The ballplayers were the 1919 Chicago White Sox, the owner was Charles Comiskey, and the movie is, of course, John Sayles' Eight Men Out, which I've seen about three times, but not since the early 1990s.
The reason eight players on the White Sox famously agreed to throw the World Series for $10,000 apiece, which would make untold amounts more for the crooked gamblers who put them up to it, was that they felt used and abused by Comiskey, who gave them flat champagne as a "bonus" for winning their division, and refused to pay them contractually obligated bonuses, adjusting their playing time downward to make it impossible to reach the statistical milestones those bonuses depended on. (I always think of how starting pitcher Eddie Cicotte, played by David Straitharn, was denied a $10,000 bonus that he would have received if he'd reached 30 wins. He was stopped at 29, largely because the manager didn't play him for a two-week stretch, on orders from the owner.)
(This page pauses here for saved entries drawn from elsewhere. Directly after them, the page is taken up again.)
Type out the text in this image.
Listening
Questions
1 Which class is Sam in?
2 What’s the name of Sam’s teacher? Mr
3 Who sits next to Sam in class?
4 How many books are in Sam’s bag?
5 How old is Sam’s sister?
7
As evidence of how history always remembers the winners and not the losers, only one name from that group of players (Shoeless Joe Jackson, who also appears in Field of Dreams) ever made it to household name status when the players were banned for life by new commissioner Kenesaw "Mountain" Landis. Comiskey? That baseball park bore his name for 80 years until it was demolished in 1991, and I'm sure the casual fan thinks he was just swell.
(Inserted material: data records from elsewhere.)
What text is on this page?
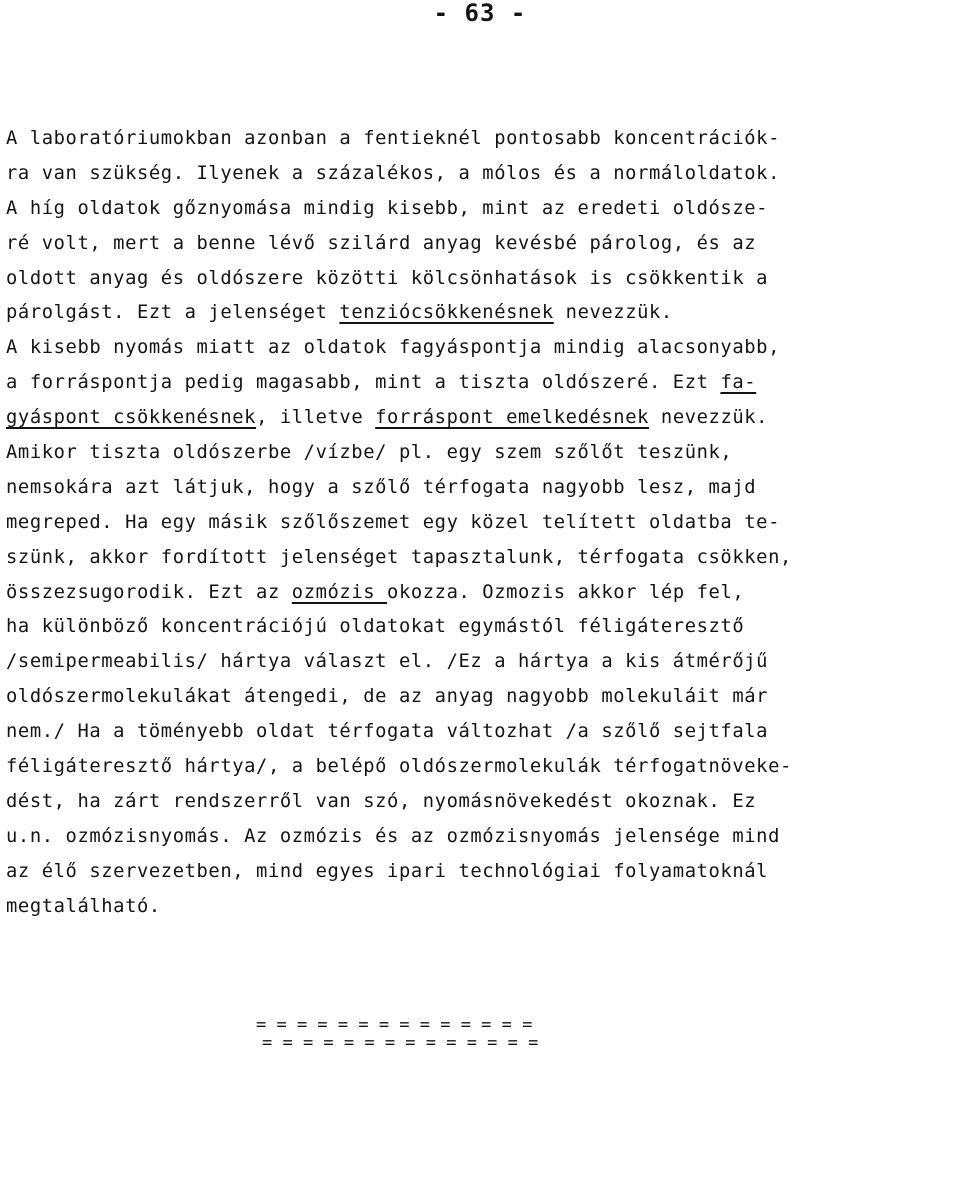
- 63 -
A laboratóriumokban azonban a fentieknél pontosabb koncentrációk-
ra van szükség. Ilyenek a százalékos, a mólos és a normáloldatok.
A híg oldatok gőznyomása mindig kisebb, mint az eredeti oldósze-
ré volt, mert a benne lévő szilárd anyag kevésbé párolog, és az
oldott anyag és oldószere közötti kölcsönhatások is csökkentik a
párolgást. Ezt a jelenséget tenziócsökkenésnek nevezzük.
A kisebb nyomás miatt az oldatok fagyáspontja mindig alacsonyabb,
a forráspontja pedig magasabb, mint a tiszta oldószeré. Ezt fa-
gyáspont csökkenésnek, illetve forráspont emelkedésnek nevezzük.
Amikor tiszta oldószerbe /vízbe/ pl. egy szem szőlőt teszünk,
nemsokára azt látjuk, hogy a szőlő térfogata nagyobb lesz, majd
megreped. Ha egy másik szőlőszemet egy közel telített oldatba te-
szünk, akkor fordított jelenséget tapasztalunk, térfogata csökken,
összezsugorodik. Ezt az ozmózis okozza. Ozmozis akkor lép fel,
ha különböző koncentrációjú oldatokat egymástól féligáteresztő
/semipermeabilis/ hártya választ el. /Ez a hártya a kis átmérőjű
oldószermolekulákat átengedi, de az anyag nagyobb molekuláit már
nem./ Ha a töményebb oldat térfogata változhat /a szőlő sejtfala
féligáteresztő hártya/, a belépő oldószermolekulák térfogatnöveke-
dést, ha zárt rendszerről van szó, nyomásnövekedést okoznak. Ez
u.n. ozmózisnyomás. Az ozmózis és az ozmózisnyomás jelensége mind
az élő szervezetben, mind egyes ipari technológiai folyamatoknál
megtalálható.
= = = = = = = = = = = = = =
= = = = = = = = = = = = = =
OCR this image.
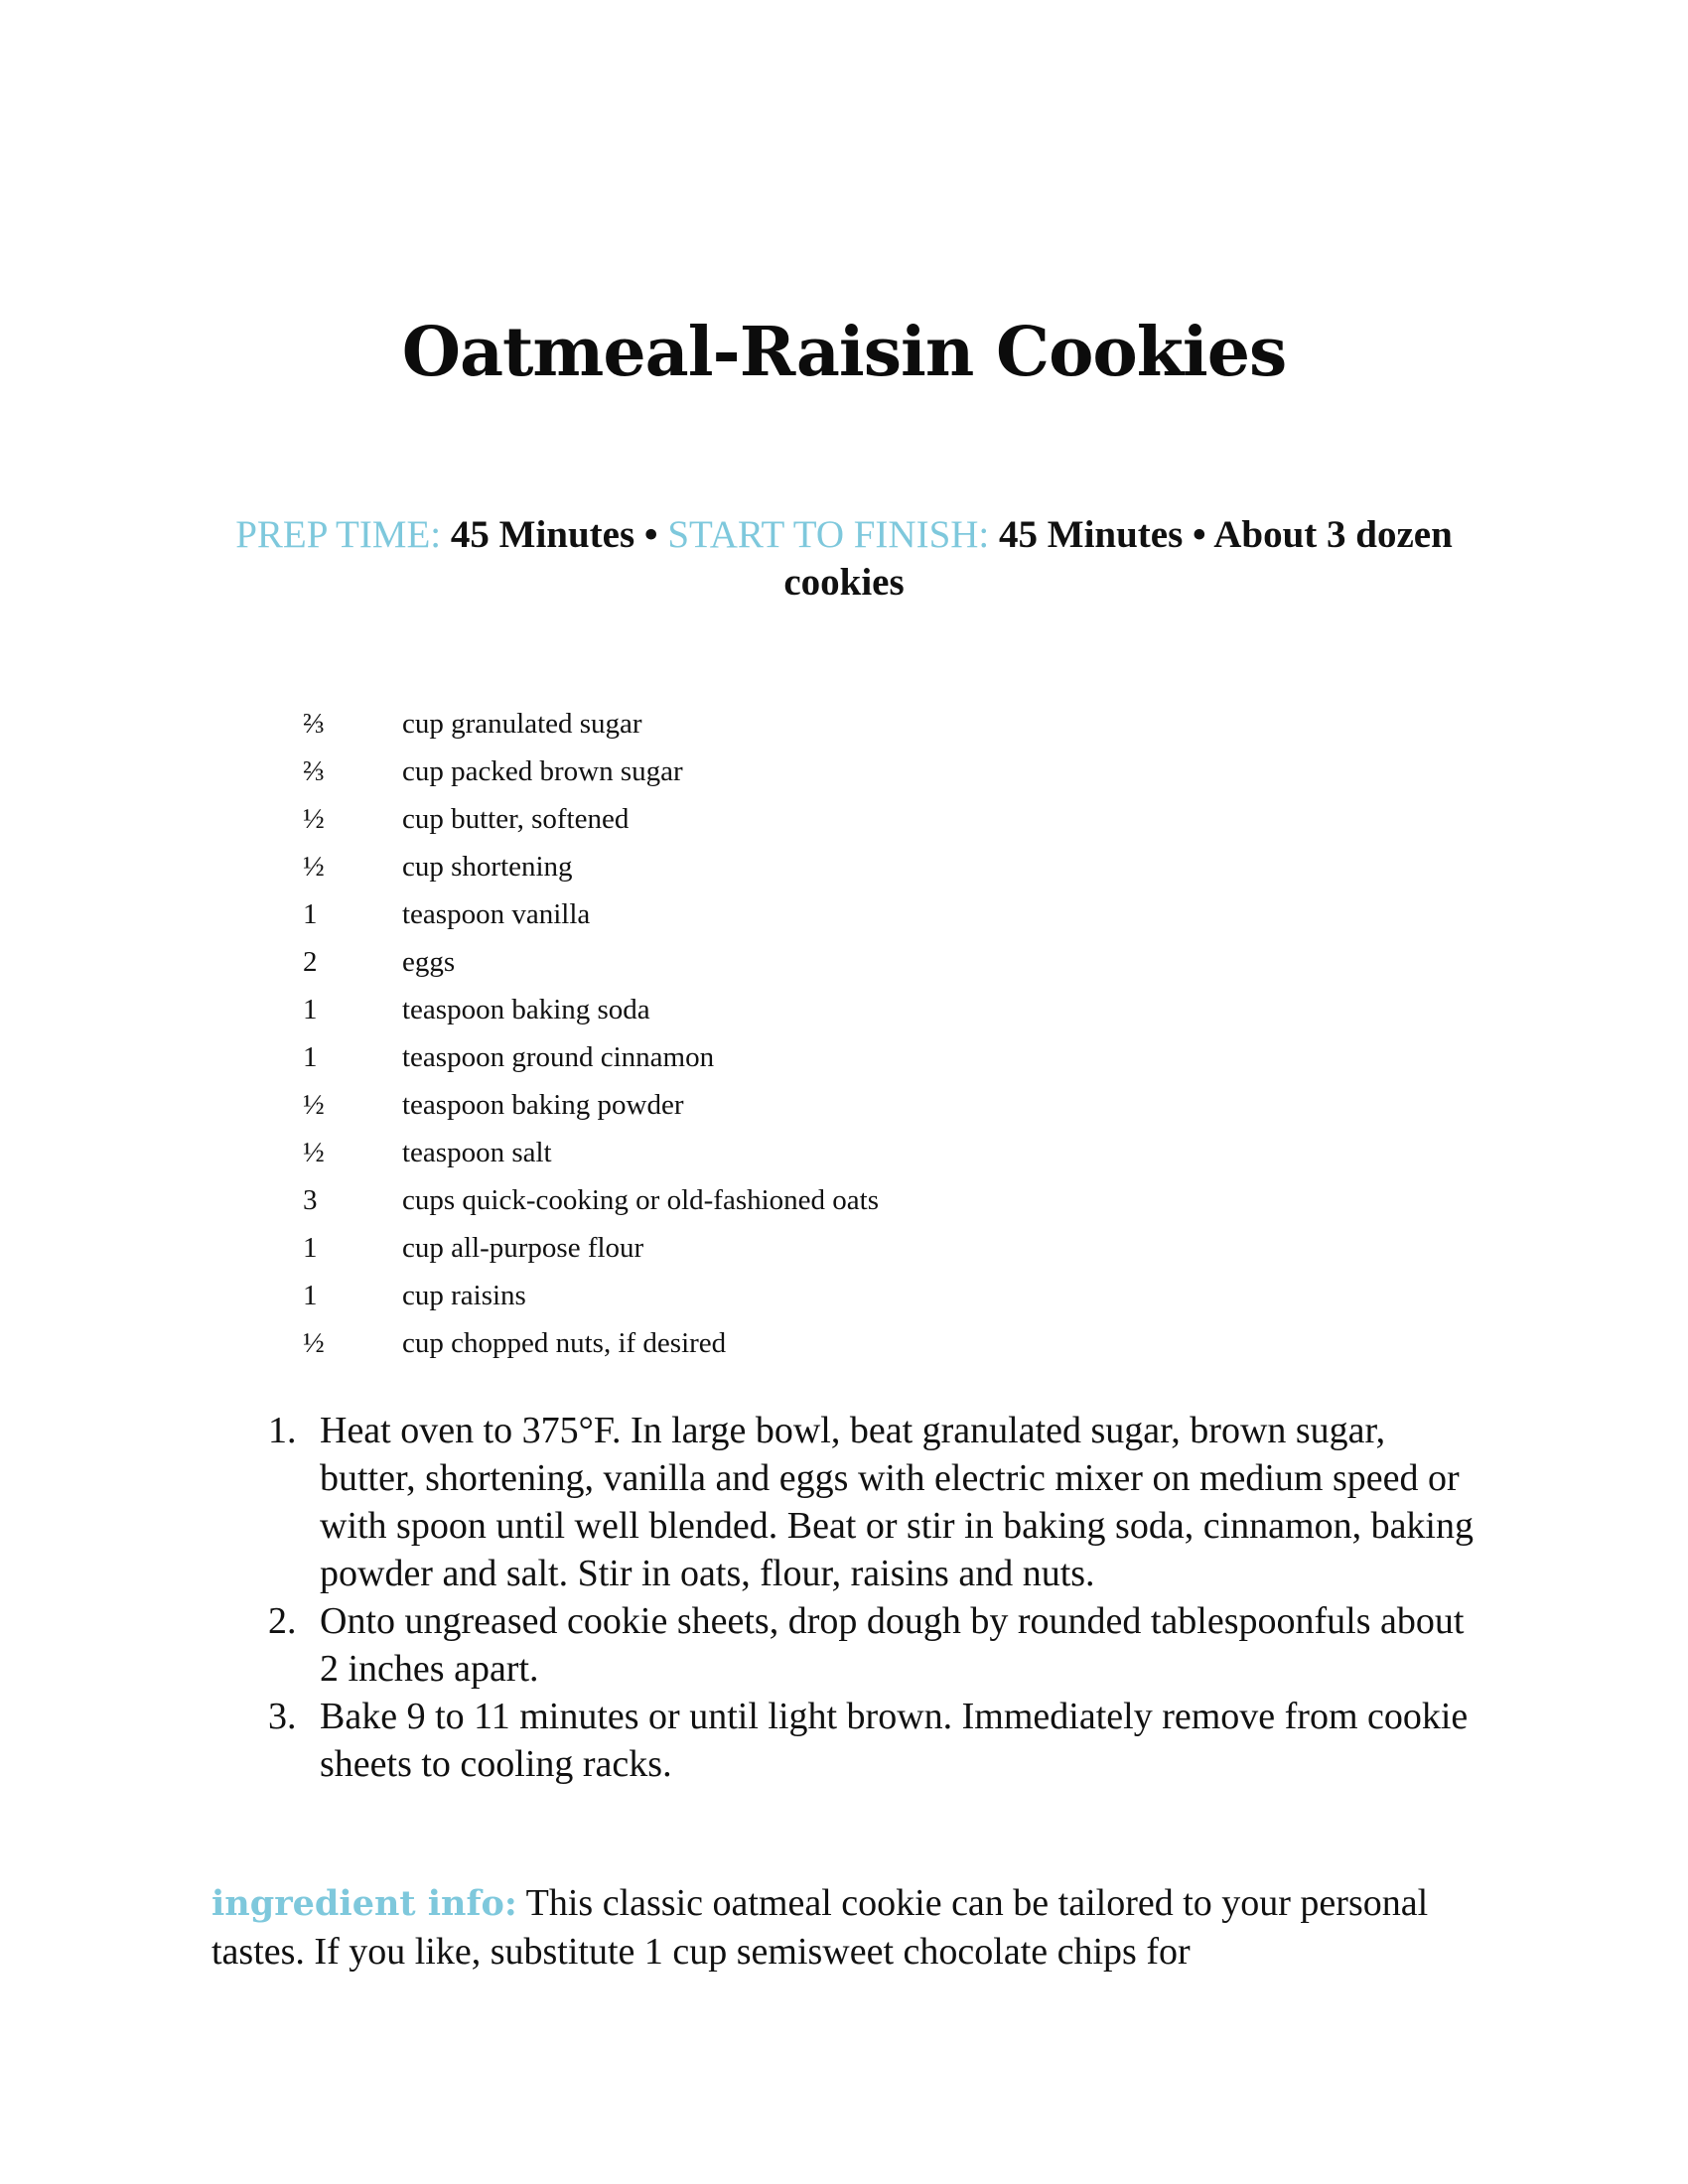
Oatmeal-Raisin Cookies
PREP TIME: 45 Minutes • START TO FINISH: 45 Minutes • About 3 dozen cookies
⅔	cup granulated sugar
⅔	cup packed brown sugar
½	cup butter, softened
½	cup shortening
1	teaspoon vanilla
2	eggs
1	teaspoon baking soda
1	teaspoon ground cinnamon
½	teaspoon baking powder
½	teaspoon salt
3	cups quick-cooking or old-fashioned oats
1	cup all-purpose flour
1	cup raisins
½	cup chopped nuts, if desired
1. Heat oven to 375°F. In large bowl, beat granulated sugar, brown sugar, butter, shortening, vanilla and eggs with electric mixer on medium speed or with spoon until well blended. Beat or stir in baking soda, cinnamon, baking powder and salt. Stir in oats, flour, raisins and nuts.
2. Onto ungreased cookie sheets, drop dough by rounded tablespoonfuls about 2 inches apart.
3. Bake 9 to 11 minutes or until light brown. Immediately remove from cookie sheets to cooling racks.
ingredient info: This classic oatmeal cookie can be tailored to your personal tastes. If you like, substitute 1 cup semisweet chocolate chips for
I can't say the movie left me "pumped" for opening day like these movies are designed to do, as it's a pretty solemn and somber affair. However, to be honest, I did not require much pumping. I was already as pumped as I needed to be.
The movie itself probably didn't hold up quite as well for me as I was hoping, though much better than my disastrous revisit of the aforementioned Field of Dreams a few years ago. Over the years I'd built it up as this stately example of prestige filmmaking, but I found parts of it hokey and obvious and dependent on unsubtle exposition. Fortunately, by the end it did land in that same profound space of feeling sorrow and confusion for everyone involved, as no one really got out of that unscathed. Even as an apparent "winner," Comiskey looks at the end like it took years off his life.
Two takeaways:
1) I had forgotten Charlie Sheen was in this. He's of course one of the stars of my favorite baseball movie, Major League, and him appearing in this and two Major League movies made me wonder if we should think of him a bit like we think of Kevin Costner in terms of being typecast as a baseball player. I even thought of a blog post comparing Sheen's and Costner's baseball outputs, but a) you don't need a third straight baseball-related movie post on this blog, and b) Costner probably has him beat just for sheer quantity of baseball movies -- I count four for Costner, and none is a sequel.
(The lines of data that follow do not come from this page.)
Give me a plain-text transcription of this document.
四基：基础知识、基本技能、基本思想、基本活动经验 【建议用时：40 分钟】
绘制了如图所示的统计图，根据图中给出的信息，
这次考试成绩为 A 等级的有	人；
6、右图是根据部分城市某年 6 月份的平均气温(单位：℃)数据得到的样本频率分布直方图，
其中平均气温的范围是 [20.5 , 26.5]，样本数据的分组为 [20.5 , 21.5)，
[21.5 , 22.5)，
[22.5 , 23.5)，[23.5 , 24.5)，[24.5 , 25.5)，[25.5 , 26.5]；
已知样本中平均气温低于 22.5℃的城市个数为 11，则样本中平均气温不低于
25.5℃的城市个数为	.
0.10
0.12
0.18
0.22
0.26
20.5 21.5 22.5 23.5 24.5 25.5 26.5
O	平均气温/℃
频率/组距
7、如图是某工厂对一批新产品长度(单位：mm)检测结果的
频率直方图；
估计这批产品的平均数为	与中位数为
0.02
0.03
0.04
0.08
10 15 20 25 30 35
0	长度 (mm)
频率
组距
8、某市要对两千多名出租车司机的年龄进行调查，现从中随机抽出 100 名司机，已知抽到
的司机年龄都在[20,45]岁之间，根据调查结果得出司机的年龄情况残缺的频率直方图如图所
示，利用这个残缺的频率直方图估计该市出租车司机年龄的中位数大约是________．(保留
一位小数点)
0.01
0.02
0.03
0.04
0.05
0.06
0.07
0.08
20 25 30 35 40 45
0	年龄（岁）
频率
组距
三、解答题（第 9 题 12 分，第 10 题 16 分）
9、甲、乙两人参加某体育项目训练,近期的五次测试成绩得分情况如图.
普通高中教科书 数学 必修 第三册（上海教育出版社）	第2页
2) I had also forgotten the director was in it, and in fact, I didn't actually know what he looked like so I had to look him up afterward. Strange that I wouldn't know how John Sayles looked considering how long he's been making movies. His role as one of the guys investigating the possible fix is an all-business turn that convinced me he's pretty good at this here acting thing.
In the past, my movie watching would suffer a bit once the baseball season started. But one benefit of moving to Australia is that the games play in the morning/early afternoon, and most of my movie watching is at night. So, expect my usual stream of new viewings, and regular posts whenever I think of something actually worth saying.